In an emotionally charged hearing, Rooney’s defense provided evidence of Vardy’s apparent disregard for the privacy of others, including her Selling a “Kiss and Tell” Story After one night with fellow celebrity Peter Andre.

Vardy eventually admitted that she had previously tried to leak one story about soccer player Danny Drinkwater, in which she texted her agent, Watt, to say, “I want to pay for it.”

She also appeared to accept that Watt had leaked information from Rooney’s private Instagram account to a newspaper, but denied that it was “new” information.

Watt was deemed unfit to testify during the case. Sun reporters did not provide evidence, either.

Expensive epic

Judge Stein said in her ruling on Friday that Vardy had suffered “a degree of self-deception” to the point of her involvement in the leaks to The Sun, adding that there had been “numerous occasions” when Vardy’s evidence was “manifestly inconsistent”.

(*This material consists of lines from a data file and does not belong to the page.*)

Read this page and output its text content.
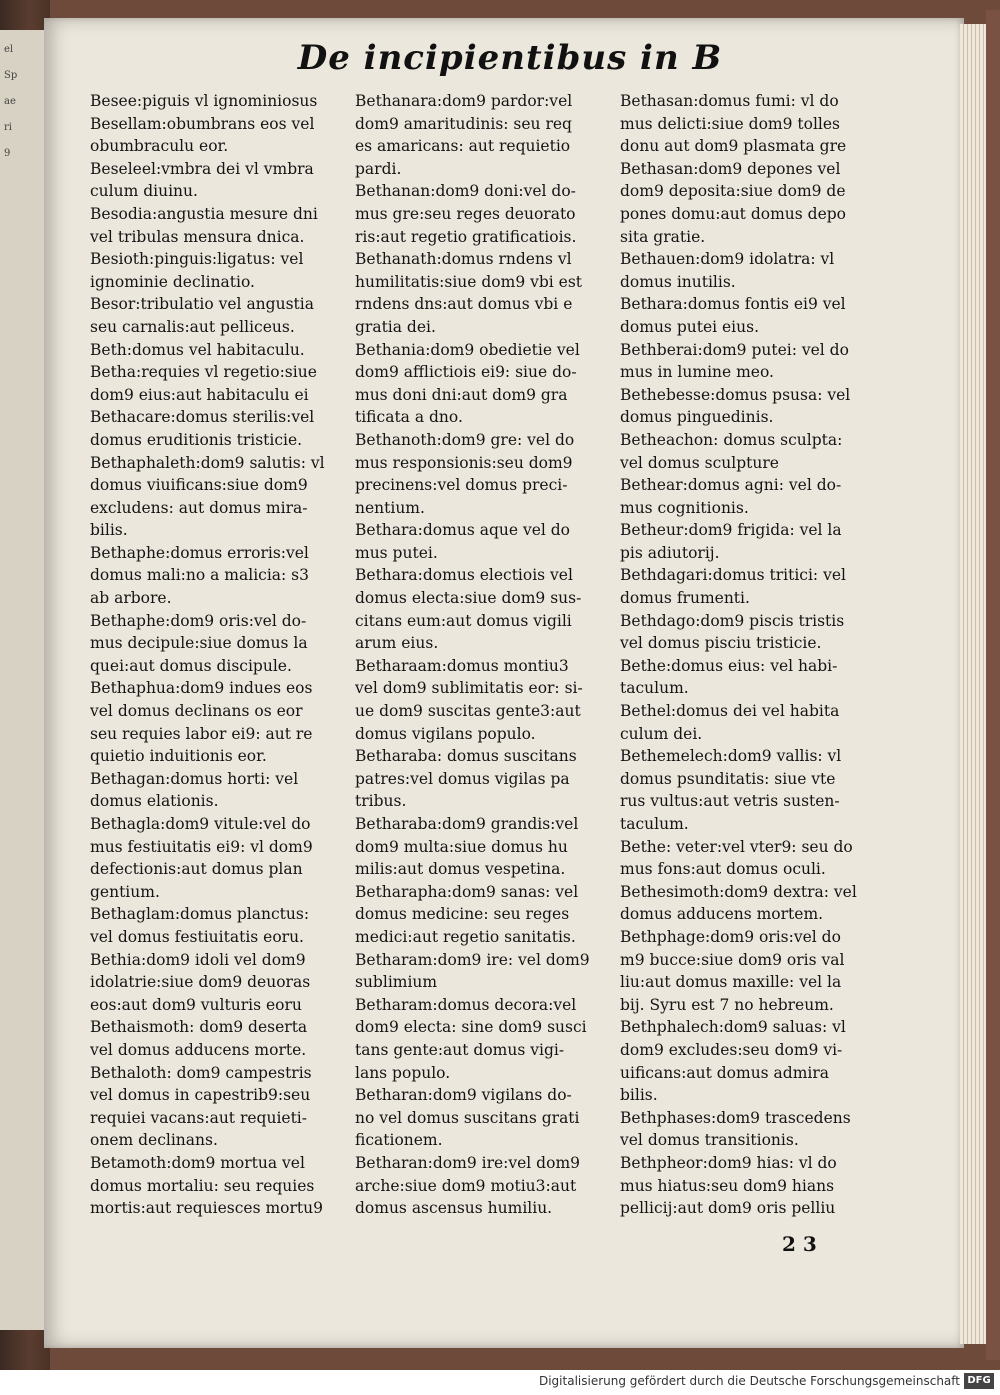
el
Sp
ae
ri
9
De incipientibus in B

Besee:piguis vl ignominiosus

Besellam:obumbrans eos vel

obumbraculu eor.

Beseleel:vmbra dei vl vmbra

culum diuinu.

Besodia:angustia mesure dni

vel tribulas mensura dnica.

Besioth:pinguis:ligatus: vel

ignominie declinatio.

Besor:tribulatio vel angustia

seu carnalis:aut pelliceus.

Beth:domus vel habitaculu.

Betha:requies vl regetio:siue

dom9 eius:aut habitaculu ei

Bethacare:domus sterilis:vel

domus eruditionis tristicie.

Bethaphaleth:dom9 salutis: vl

domus viuificans:siue dom9

excludens: aut domus mira-

bilis.

Bethaphe:domus erroris:vel

domus mali:no a malicia: s3

ab arbore.

Bethaphe:dom9 oris:vel do-

mus decipule:siue domus la

quei:aut domus discipule.

Bethaphua:dom9 indues eos

vel domus declinans os eor

seu requies labor ei9: aut re

quietio induitionis eor.

Bethagan:domus horti: vel

domus elationis.

Bethagla:dom9 vitule:vel do

mus festiuitatis ei9: vl dom9

defectionis:aut domus plan

gentium.

Bethaglam:domus planctus:

vel domus festiuitatis eoru.

Bethia:dom9 idoli vel dom9

idolatrie:siue dom9 deuoras

eos:aut dom9 vulturis eoru

Bethaismoth: dom9 deserta

vel domus adducens morte.

Bethaloth: dom9 campestris

vel domus in capestrib9:seu

requiei vacans:aut requieti-

onem declinans.

Betamoth:dom9 mortua vel

domus mortaliu: seu requies

mortis:aut requiesces mortu9

Bethanara:dom9 pardor:vel

dom9 amaritudinis: seu req

es amaricans: aut requietio

pardi.

Bethanan:dom9 doni:vel do-

mus gre:seu reges deuorato

ris:aut regetio gratificatiois.

Bethanath:domus rndens vl

humilitatis:siue dom9 vbi est

rndens dns:aut domus vbi e

gratia dei.

Bethania:dom9 obedietie vel

dom9 afflictiois ei9: siue do-

mus doni dni:aut dom9 gra

tificata a dno.

Bethanoth:dom9 gre: vel do

mus responsionis:seu dom9

precinens:vel domus preci-

nentium.

Bethara:domus aque vel do

mus putei.

Bethara:domus electiois vel

domus electa:siue dom9 sus-

citans eum:aut domus vigili

arum eius.

Betharaam:domus montiu3

vel dom9 sublimitatis eor: si-

ue dom9 suscitas gente3:aut

domus vigilans populo.

Betharaba: domus suscitans

patres:vel domus vigilas pa

tribus.

Betharaba:dom9 grandis:vel

dom9 multa:siue domus hu

milis:aut domus vespetina.

Betharapha:dom9 sanas: vel

domus medicine: seu reges

medici:aut regetio sanitatis.

Betharam:dom9 ire: vel dom9

sublimium

Betharam:domus decora:vel

dom9 electa: sine dom9 susci

tans gente:aut domus vigi-

lans populo.

Betharan:dom9 vigilans do-

no vel domus suscitans grati

ficationem.

Betharan:dom9 ire:vel dom9

arche:siue dom9 motiu3:aut

domus ascensus humiliu.

Bethasan:domus fumi: vl do

mus delicti:siue dom9 tolles

donu aut dom9 plasmata gre

Bethasan:dom9 depones vel

dom9 deposita:siue dom9 de

pones domu:aut domus depo

sita gratie.

Bethauen:dom9 idolatra: vl

domus inutilis.

Bethara:domus fontis ei9 vel

domus putei eius.

Bethberai:dom9 putei: vel do

mus in lumine meo.

Bethebesse:domus psusa: vel

domus pinguedinis.

Betheachon: domus sculpta:

vel domus sculpture

Bethear:domus agni: vel do-

mus cognitionis.

Betheur:dom9 frigida: vel la

pis adiutorij.

Bethdagari:domus tritici: vel

domus frumenti.

Bethdago:dom9 piscis tristis

vel domus pisciu tristicie.

Bethe:domus eius: vel habi-

taculum.

Bethel:domus dei vel habita

culum dei.

Bethemelech:dom9 vallis: vl

domus psunditatis: siue vte

rus vultus:aut vetris susten-

taculum.

Bethe: veter:vel vter9: seu do

mus fons:aut domus oculi.

Bethesimoth:dom9 dextra: vel

domus adducens mortem.

Bethphage:dom9 oris:vel do

m9 bucce:siue dom9 oris val

liu:aut domus maxille: vel la

bij. Syru est 7 no hebreum.

Bethphalech:dom9 saluas: vl

dom9 excludes:seu dom9 vi-

uificans:aut domus admira

bilis.

Bethphases:dom9 trascedens

vel domus transitionis.

Bethpheor:dom9 hias: vl do

mus hiatus:seu dom9 hians

pellicij:aut dom9 oris pelliu

2 3
Digitalisierung gefördert durch die Deutsche Forschungsgemeinschaft DFG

She also noted that while Vardy may have felt “genuinely offended by the accusation made by Mrs. Rooney in the disclosure leaflet” the accusations of defamation – a type of written defamation – were not substantiated.

On Friday, Rooney said she felt the verdict had acquitted her.

“Of course, I am pleased that the judge found in my favor her ruling today,” she said, according to a statement issued to the Palestinian News Agency.

However, she noted, the trial was a huge expense at a time when many people across the country are facing a worsening cost of living crisis.

“It was not an issue that I sought or wanted at all,” she said. “I never believed he should have gone to court like this in difficult times for so many people, when it would have been so much better to spend money to help others.”

Vardy’s loss means that she will not receive any compensation, but Ronnie is entitled to claim the costs.

However, any compensation Rooney receives is likely to be negligible for the cost of the case, with legal experts indicating that each woman will now face legal bills of more than 1 million pounds ($1.2 million).

Vardy said she was “deeply saddened and disappointed by the judge’s decision”.

“This is not the outcome I was expecting and I don’t think it was fair,” she said in a statement. “I have filed this action to defend my reputation and am shocked by the judge’s outcome.”